Ed remembers that Abdi sat down beside him and asked him about Hartisheik camp and what it was like there. He remembers that he showed Abdi all the paperwork and the map he had in his files.
So it wasn’t much, then, the conversation, Ed thinks. Just a chat, stimulated by what Abdi had seen in the exhibition. Of course the boy was bound to be interested. It was his heritage, after all.
Nothing else about the conversation comes back to Ed, although he has a niggling feeling there’s something he’s not remembering. He shrugs it off quickly, though. The past few days have been mind-blowingly difficult, he tells himself. It’s nothing.
Ed just hopes he didn’t tell the boy how shit-scared he felt most of the time he was there. How he dreaded the thought of being kidnapped. Couldn’t wait to get back to Addis Ababa.
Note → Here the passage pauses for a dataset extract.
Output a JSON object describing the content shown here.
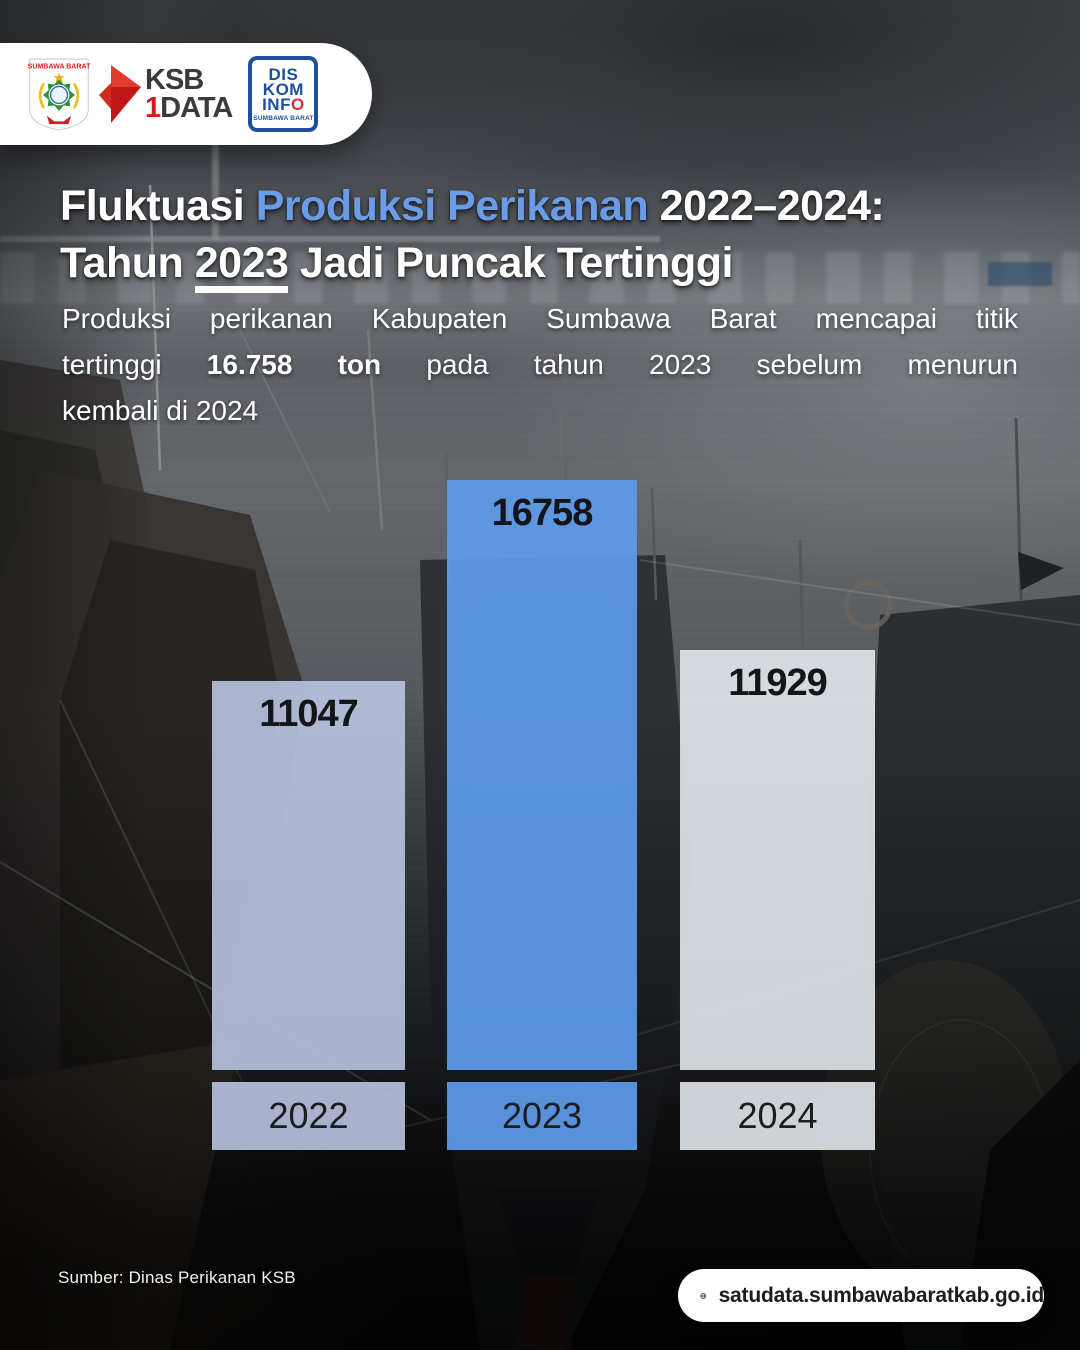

From upstairs, he can hear her voice. She must have answered that phone call.
He’s about to go to her when he finds he can’t face it. He sinks back down onto the sofa.
“Noah!” he says, and his voice cracks.
It’s a long time before he’s able to stop sobbing. The feeling of missing his child is like hearing a shrill, high note on a violin that’s never going to stop.
News first thing in the morning is that Noah Sadler’s computer has thrown up some interesting Internet search history results from late on Monday night, during the hours we believe that he and Abdi were at home after the exhibition opening and before they left the house.